The Nikkei 225 in Tokyo shed 0.6 per cent to 28,039.91 and the Hang Seng in Hong Kong tumbled 1.1 per cent to 19,731.49.

The Kospi in South Korea was unchanged at 2,451.14 while Sydney’s S and P-ASX 200 shed 0.2 per cent to 6,987.00.

New Zealand advanced while Singapore and Indonesia declined.

Investors worry rate hikes by the Fed and other central banks in Europe and Asia to extinguish an inflation surge might derail global economic growth.

Chair Jerome Powell indicated Friday the Fed will stick to its strategy of rate hikes. The Fed has raised rates four times this year. Two of those were by 0.75 percentage points, three times the usual margin.

Traders appear to expect a 0.75 percentage-point hike in September, a half-point in November and 0.25 points in December, according to Moya.

“If the labour market doesn’t break and the consumer remains resilient, Wall Street might start pricing in rate hikes for February and March,” Moya wrote.

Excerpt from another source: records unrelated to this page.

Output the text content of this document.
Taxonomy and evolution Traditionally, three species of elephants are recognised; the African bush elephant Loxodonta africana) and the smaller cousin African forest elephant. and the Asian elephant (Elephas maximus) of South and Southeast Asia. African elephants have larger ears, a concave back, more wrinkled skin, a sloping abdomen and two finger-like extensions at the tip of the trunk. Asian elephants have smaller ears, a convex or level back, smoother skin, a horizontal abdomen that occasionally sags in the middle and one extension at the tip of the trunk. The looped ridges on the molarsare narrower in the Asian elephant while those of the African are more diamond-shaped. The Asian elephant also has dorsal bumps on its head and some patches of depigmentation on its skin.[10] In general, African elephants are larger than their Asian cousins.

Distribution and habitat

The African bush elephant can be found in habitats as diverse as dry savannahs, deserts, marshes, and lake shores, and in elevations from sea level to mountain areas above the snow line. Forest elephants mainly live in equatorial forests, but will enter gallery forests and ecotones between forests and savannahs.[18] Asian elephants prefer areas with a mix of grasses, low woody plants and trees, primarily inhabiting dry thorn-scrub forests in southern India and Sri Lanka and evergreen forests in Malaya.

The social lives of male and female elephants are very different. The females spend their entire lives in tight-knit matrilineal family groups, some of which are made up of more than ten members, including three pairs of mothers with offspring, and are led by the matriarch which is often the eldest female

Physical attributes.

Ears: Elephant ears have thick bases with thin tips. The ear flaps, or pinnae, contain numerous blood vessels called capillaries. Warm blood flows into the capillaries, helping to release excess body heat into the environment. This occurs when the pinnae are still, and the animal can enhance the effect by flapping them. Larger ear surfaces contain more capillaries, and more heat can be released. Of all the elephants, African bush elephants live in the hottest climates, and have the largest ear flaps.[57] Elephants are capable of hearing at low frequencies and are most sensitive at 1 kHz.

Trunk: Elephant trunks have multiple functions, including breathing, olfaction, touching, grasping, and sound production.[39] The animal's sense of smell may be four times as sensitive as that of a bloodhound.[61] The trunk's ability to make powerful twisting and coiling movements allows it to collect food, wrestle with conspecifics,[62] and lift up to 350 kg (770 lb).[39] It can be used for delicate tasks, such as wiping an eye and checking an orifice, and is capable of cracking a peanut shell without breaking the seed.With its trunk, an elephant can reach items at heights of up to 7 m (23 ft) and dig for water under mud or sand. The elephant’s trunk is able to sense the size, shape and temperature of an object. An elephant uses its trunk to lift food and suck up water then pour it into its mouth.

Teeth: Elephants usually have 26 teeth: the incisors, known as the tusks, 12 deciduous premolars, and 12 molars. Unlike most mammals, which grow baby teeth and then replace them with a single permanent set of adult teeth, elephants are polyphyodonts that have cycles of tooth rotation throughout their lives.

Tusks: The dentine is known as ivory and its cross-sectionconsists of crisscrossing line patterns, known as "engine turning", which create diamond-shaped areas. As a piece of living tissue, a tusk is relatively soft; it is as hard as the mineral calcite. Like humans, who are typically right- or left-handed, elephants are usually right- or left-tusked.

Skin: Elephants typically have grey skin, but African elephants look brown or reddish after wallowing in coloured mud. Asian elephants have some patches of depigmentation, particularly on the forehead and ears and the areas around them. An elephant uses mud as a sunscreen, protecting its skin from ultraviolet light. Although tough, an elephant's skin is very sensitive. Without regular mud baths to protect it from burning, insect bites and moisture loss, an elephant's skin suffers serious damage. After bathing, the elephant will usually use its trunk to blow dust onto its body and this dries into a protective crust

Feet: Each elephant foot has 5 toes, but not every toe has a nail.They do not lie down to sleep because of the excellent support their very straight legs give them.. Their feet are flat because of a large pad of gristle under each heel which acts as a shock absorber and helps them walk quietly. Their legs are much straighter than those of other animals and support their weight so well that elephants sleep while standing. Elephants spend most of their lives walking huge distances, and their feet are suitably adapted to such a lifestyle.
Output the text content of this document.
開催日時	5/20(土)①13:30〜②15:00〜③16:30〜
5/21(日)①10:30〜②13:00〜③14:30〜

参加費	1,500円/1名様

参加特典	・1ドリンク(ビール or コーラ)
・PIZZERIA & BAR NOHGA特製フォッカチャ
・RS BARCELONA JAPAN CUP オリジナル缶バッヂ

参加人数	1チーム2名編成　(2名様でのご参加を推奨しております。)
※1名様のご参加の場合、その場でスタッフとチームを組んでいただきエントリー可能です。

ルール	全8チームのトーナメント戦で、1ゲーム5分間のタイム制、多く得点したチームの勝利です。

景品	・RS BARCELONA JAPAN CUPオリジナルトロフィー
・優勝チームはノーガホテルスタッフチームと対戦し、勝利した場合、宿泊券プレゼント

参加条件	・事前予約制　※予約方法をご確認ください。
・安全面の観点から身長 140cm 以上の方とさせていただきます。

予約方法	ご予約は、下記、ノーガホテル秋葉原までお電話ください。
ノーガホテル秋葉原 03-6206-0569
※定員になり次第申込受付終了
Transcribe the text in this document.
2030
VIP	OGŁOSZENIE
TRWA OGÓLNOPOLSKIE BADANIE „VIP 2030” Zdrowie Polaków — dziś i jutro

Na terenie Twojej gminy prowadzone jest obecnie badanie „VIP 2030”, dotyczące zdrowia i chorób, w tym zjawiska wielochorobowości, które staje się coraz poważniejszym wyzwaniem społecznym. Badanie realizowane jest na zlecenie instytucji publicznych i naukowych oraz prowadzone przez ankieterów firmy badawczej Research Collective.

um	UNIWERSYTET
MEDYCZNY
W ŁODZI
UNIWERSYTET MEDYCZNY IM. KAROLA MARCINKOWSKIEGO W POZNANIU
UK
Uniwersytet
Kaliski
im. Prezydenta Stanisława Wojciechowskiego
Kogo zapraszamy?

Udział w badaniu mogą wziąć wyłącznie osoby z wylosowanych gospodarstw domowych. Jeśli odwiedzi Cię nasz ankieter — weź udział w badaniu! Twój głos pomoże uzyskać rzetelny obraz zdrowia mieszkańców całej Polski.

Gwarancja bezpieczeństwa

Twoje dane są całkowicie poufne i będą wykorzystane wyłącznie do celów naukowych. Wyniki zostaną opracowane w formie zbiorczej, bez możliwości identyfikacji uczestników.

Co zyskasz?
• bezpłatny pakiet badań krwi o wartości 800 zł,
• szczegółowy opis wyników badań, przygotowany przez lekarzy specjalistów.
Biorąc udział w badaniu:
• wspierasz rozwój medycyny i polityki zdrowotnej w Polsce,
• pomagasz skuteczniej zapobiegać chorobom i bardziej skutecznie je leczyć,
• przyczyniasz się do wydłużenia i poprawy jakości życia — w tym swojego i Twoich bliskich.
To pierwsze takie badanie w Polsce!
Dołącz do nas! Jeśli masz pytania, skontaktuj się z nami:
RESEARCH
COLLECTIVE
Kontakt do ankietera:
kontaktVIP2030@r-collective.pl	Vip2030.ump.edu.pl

On Wall Street, the benchmark S and P 500 index fell 1.1 per cent to 3,986.16. That brought its decline over the past five days to 5.5 per cent.

The Dow Jones Industrial Average dropped 1 per cent to 31,790.87. The Nasdaq composite lost 1.1 per cent to 11,883.14.

The US government reported there were were 11.2 million open jobs on the last day of July. That was up from 11 million in June, and June’s figure was also revised higher.

Tech stocks were among the biggest declines. Chipmaker Nvidia fell 2.1 per cent.

In energy markets, benchmark US crude gained 89 cents to USD 92.53 per barrel in electronic trading on the New York Mercantile Exchange.

The contract plunged USD 5.37 to USD 91.64 on Tuesday. Brent crude, used to price international trading, rose 93 cents to USD 98.77 per barrel in London.

The dollar edged down to 138.58 yen from Tuesday’s 138.67 yen. The euro gained to USD 1.0026 from USD 1.0021.